Silahının namlusunu içeri çekti ve ağaç gövdesi içinde dibe doğru iyice çömeldi. Nefes bile almıyordu adeta. Ortalık iyiden iyiye kararmıştı. Yanlış yerlerde arama yaptılar Yunan askerleri. Yarı sürülmüş bahçe içerisine pek sokulmadılar. Ölen komutanlarını da götürmüşlerdi. Ortalıkta sessizlik hakim olunca, Arap Süleyman korku içinde zeytin ağacının kovuğundan dışarı çıktı. Köyüne dağ tepe dolaşarak ters istikametten geldi. Evine gidip günlerce gizlendi.
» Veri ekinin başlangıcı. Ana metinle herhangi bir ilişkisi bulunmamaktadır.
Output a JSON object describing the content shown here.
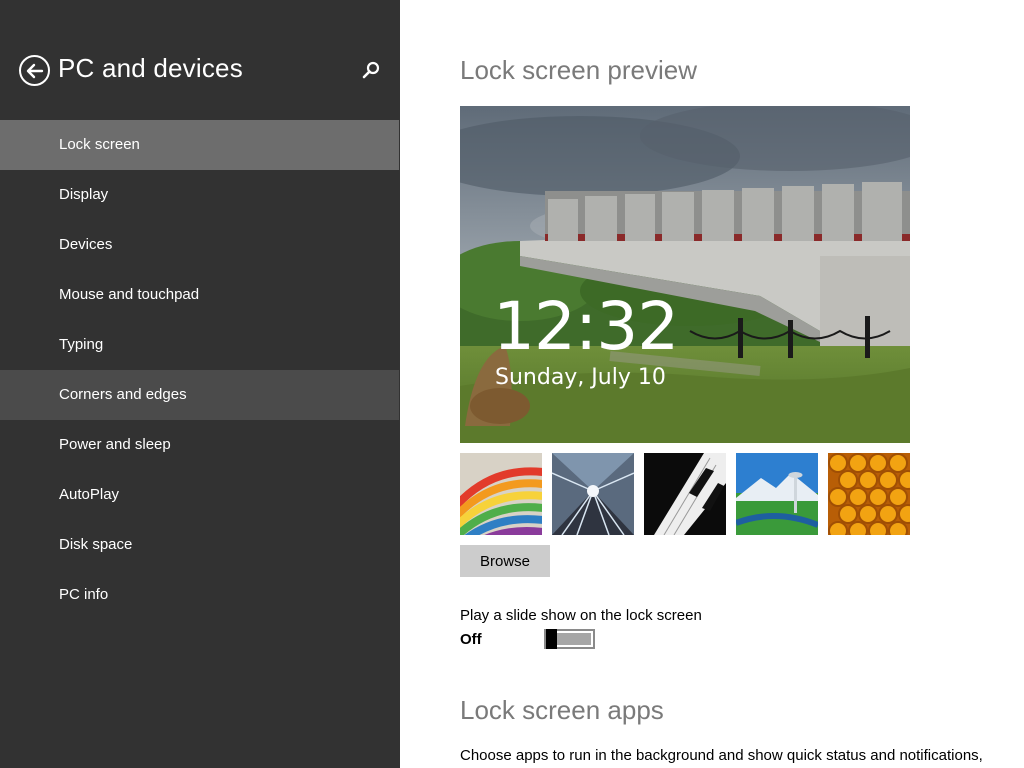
{
  "sidebar": {
    "title": "PC and devices",
    "back_icon": "back-arrow-circle-icon",
    "search_icon": "search-icon",
    "items": [
      {
        "label": "Lock screen",
        "state": "selected"
      },
      {
        "label": "Display",
        "state": ""
      },
      {
        "label": "Devices",
        "state": ""
      },
      {
        "label": "Mouse and touchpad",
        "state": ""
      },
      {
        "label": "Typing",
        "state": ""
      },
      {
        "label": "Corners and edges",
        "state": "hover"
      },
      {
        "label": "Power and sleep",
        "state": ""
      },
      {
        "label": "AutoPlay",
        "state": ""
      },
      {
        "label": "Disk space",
        "state": ""
      },
      {
        "label": "PC info",
        "state": ""
      }
    ]
  },
  "main": {
    "preview_title": "Lock screen preview",
    "preview": {
      "time": "12:32",
      "date": "Sunday, July 10"
    },
    "thumbnails": [
      "colorful-stripes",
      "train-tunnel",
      "piano-keys",
      "seattle-skyline",
      "honeycomb"
    ],
    "browse_label": "Browse",
    "slideshow": {
      "label": "Play a slide show on the lock screen",
      "state": "Off"
    },
    "apps_title": "Lock screen apps",
    "apps_description": "Choose apps to run in the background and show quick status and notifications,"
  },
  "colors": {
    "sidebar_bg": "#323232",
    "selected_bg": "#6d6d6d",
    "hover_bg": "#4b4b4b",
    "title_gray": "#7a7a7a",
    "button_gray": "#cccccc"
  }
}
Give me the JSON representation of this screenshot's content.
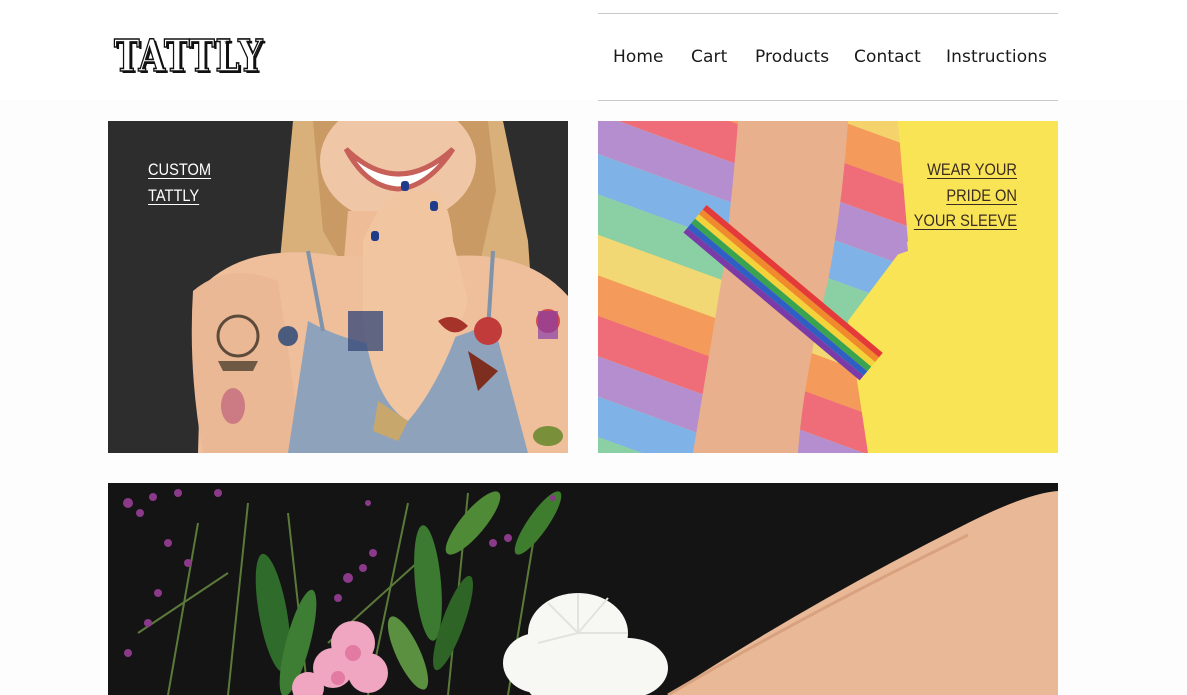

Ertesi günü, Yunan askerleri komutanlarının öldürüldüğü muhitte kalabalık bir gurupla arama ve inceleme yaptılar. Ali, bir gün önce karasabanıyla çift sürmüştü. Yarım kalmış çiftini bitirmek üzere incir bahçesine merkebi ve ineği ile erkenden gelmişti. Karasabanına inek ve eşeğini koşum yapmakta olan Halime Kadının on altı yaşındaki oğlu Ali’yi yakaladılar. Suçu onun üzerine attılar. Sorgu sual etmeden oracıkta öldürdüler. Halime Kadının Ali’sini. Halime kadın’ın kocası Çanakkale’de şehit olmuş orada kalmıştı. Emaneti biricik oğlu Ali ise incir bahçesinde kaldı. Korkusundan mezarlığa bile taşıyamadı.
Düzenli ordumuz Afyon - Uşak üzerinden İzmir’e doğru Yunan’ı kovalarken bu yöredeki işgalci Yunan askerleri de bozguna uğrayarak İzmir’e doğru kaçmaya başlamışlardı. 8 Eylül 1922 günü, Balatçık Köyüne devriye gönderdiklerini bile toplamadan trenlerle ve kara yolu ile Selçuk’a doğru kaçıyorlardı. Arap Süleyman ve arkadaşları, devriye görevinden dönen iki Yunan askerini Balatçık Köyünün yukarı kesiminde güle oynaya gelmekte oldukları sırada kıskıvrak yakaladılar. Yakaladıklarında oracıkta öldüreceklerdi. Ama Arap Süleyman arkadaşlarına; ‘Durun acele etmeyin’ dedi. Silahların namluları Yunan askerleri üzerine çevrilmiş durumda iken, yüksek sesle bağırdı;
“Götürelim bu covurları Halime kadına. Oğlu Ali’nin intikamını almak onun hakkıdır.” dedi.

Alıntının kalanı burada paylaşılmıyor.